Republicans are expected to try to tarnish Chopra by questioning his involvement with the Federal Trade Commission, where he previously served as a Democratic commissioner during the Trump administration. 

Last week, Rep. James Comer, R-Ky., who chairs the House Committee on Oversight and Accountability, opened an investigation into FTC Commissioner Lina H. Khan. Comer sent a letter to Khan requesting all documents and communications with Chopra, including any discussion of bank merger policies.

Republicans are intent on raising questions about Chopra's involvement in the FTC that is strikingly similar to an effort last year to criticize Chopra's actions related to the Federal Deposit Insurance Corp.'s bank merger policy. 

While Comer has requested all documents or communications from Chopra discussing the impacts on potential bank merging parties and the bank merger review process, the request is primarily a political effort to keep the issue alive, experts said. 

In February, former Republican FTC Commissioner Christine Wilson resigned from the agency by writing an Op-Ed in the Wall Street Journal citing abuses of power and disregard for the rule of law. 
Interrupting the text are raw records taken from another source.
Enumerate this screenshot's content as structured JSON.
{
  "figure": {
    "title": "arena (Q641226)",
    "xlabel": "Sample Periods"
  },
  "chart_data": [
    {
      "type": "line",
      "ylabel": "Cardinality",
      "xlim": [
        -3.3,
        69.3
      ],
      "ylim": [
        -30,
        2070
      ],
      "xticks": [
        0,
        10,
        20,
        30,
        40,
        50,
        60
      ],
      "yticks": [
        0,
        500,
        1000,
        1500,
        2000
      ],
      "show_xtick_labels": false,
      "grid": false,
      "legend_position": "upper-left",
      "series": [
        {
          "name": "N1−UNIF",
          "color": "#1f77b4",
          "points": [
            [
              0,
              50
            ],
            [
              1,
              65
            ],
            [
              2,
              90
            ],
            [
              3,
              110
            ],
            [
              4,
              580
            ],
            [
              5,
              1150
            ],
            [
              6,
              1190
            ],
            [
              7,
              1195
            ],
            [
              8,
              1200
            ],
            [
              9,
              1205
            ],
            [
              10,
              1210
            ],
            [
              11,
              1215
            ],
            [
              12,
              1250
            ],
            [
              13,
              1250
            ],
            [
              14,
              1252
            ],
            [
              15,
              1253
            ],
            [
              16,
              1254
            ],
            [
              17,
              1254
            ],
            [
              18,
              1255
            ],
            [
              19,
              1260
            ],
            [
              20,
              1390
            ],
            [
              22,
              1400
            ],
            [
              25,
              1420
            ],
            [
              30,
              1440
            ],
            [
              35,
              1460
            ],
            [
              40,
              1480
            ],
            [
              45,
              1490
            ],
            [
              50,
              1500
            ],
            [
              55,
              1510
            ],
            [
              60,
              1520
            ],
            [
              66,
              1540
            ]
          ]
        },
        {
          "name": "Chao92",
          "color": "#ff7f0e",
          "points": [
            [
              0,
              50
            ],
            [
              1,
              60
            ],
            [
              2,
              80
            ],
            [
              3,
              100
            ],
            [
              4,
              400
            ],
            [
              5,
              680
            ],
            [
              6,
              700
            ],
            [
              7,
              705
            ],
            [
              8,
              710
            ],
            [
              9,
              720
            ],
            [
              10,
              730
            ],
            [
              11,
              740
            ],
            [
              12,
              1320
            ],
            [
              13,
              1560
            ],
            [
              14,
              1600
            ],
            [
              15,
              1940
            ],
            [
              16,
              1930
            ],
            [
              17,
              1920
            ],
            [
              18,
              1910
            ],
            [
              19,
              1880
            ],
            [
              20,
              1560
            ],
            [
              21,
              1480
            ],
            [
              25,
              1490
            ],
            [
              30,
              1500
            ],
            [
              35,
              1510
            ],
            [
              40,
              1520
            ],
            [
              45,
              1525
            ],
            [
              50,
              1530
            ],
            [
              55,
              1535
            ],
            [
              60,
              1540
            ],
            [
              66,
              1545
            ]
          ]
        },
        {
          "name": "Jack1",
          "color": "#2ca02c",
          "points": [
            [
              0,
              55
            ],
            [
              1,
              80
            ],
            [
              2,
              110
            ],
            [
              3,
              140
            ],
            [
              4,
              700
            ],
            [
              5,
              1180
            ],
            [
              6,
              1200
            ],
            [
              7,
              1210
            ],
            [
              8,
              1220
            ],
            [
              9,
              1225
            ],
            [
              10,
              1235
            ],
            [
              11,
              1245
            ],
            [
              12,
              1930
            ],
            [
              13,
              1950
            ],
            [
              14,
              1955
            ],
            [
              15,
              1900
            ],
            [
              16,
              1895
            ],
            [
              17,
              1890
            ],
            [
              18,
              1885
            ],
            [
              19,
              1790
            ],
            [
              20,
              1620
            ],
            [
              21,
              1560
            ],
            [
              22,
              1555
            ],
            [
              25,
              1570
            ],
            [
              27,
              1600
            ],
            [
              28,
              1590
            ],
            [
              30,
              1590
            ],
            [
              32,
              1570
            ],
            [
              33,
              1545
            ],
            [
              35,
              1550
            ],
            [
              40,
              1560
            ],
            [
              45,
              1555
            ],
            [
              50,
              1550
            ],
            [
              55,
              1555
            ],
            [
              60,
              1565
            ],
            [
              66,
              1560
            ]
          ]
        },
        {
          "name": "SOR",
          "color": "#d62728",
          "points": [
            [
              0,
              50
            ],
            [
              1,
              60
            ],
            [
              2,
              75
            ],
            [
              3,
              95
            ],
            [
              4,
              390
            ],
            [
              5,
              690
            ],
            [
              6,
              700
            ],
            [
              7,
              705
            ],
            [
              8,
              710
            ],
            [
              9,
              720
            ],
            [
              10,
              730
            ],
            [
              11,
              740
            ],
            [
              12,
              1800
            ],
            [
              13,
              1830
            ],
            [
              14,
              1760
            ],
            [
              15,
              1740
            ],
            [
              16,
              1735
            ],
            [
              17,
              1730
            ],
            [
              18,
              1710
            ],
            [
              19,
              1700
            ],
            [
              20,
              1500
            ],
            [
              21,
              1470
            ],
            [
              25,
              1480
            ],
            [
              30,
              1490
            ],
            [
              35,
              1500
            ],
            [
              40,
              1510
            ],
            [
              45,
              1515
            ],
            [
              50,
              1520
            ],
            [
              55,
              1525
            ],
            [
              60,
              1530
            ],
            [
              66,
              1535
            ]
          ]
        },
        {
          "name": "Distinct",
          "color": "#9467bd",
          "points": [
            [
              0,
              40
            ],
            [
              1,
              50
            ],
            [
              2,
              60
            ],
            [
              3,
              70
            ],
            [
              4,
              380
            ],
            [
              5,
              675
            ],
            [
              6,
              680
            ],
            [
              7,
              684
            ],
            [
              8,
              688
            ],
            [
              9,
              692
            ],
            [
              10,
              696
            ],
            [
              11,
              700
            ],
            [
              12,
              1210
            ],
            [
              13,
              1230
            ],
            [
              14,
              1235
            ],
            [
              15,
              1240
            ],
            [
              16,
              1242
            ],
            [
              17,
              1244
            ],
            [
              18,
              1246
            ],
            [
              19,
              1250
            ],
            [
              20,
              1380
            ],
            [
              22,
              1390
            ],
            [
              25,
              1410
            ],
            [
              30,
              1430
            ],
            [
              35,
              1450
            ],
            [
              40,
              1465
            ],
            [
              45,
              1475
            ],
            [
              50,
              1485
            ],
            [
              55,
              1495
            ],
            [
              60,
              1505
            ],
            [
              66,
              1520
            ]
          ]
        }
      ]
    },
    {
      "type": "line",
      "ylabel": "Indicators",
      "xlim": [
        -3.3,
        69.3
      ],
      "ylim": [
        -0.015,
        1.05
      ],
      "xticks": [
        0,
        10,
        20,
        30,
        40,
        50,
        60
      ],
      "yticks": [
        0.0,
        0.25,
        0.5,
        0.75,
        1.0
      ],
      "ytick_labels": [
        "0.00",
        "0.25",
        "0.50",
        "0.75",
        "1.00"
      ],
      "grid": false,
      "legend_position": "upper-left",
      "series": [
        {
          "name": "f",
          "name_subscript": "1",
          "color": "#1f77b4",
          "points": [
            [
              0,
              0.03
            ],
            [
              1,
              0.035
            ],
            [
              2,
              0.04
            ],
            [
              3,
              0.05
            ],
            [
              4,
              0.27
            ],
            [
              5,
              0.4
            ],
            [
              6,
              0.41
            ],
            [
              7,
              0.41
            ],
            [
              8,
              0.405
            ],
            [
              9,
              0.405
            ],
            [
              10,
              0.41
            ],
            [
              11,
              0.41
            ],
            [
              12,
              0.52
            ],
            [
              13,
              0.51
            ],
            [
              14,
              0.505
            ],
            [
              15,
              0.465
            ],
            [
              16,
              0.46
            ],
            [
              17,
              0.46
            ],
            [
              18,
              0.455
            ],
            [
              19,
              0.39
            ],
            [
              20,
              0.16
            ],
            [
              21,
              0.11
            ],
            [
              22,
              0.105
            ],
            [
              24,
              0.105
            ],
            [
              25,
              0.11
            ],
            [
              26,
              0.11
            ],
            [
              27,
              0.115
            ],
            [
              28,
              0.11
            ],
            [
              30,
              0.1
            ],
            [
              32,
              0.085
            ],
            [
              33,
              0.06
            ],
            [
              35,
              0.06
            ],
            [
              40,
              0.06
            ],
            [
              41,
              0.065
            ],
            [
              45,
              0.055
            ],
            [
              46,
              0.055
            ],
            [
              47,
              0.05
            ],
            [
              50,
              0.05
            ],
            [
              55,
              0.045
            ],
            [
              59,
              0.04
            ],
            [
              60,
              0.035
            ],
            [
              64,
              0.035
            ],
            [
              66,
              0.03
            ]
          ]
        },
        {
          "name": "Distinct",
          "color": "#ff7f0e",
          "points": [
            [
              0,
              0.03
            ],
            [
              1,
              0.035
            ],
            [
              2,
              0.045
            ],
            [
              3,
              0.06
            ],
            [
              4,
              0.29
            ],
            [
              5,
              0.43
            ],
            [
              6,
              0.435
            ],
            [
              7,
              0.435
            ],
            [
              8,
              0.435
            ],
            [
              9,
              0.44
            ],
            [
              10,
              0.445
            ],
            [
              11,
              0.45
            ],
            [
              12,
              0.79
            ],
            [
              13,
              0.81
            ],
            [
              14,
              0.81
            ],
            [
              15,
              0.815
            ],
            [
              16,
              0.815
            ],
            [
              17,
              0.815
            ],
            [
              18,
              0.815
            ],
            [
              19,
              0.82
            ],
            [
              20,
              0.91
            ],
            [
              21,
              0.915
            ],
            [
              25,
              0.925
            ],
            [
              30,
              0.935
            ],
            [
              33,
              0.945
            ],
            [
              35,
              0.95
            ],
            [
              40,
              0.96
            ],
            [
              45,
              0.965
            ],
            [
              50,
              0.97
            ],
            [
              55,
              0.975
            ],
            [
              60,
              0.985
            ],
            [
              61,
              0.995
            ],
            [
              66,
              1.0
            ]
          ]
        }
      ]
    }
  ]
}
Her public resignation was similar to that of former FDIC Chair Jelena McWilliams, who announced she would resign from the FDIC in an op-ed published in The Wall Street Journal that pinned the blame on Chopra. McWilliams accused the Democratic members of the FDIC's board of a partisan ploy to try to "wrest control" of the agency from her. She claimed that Chopra and fellow FDIC board member Martin Gruenberg, who succeeded McWilliams as FDIC chair, had deviated from more than 80 years of precedent by putting forward a draft version of a request for information on bank merger reviews, which she objected to. Acting Comptroller of the Currency Michael Hsu also had voted in favor of the request.

Chopra is likely to dismiss Republicans' attacks. Last year, in congressional testimony, Chopra accused McWilliams of flouting the rule of law by refusing to advance a bank merger policy proposal that was backed in December by the FDIC's three-member Democratic majority.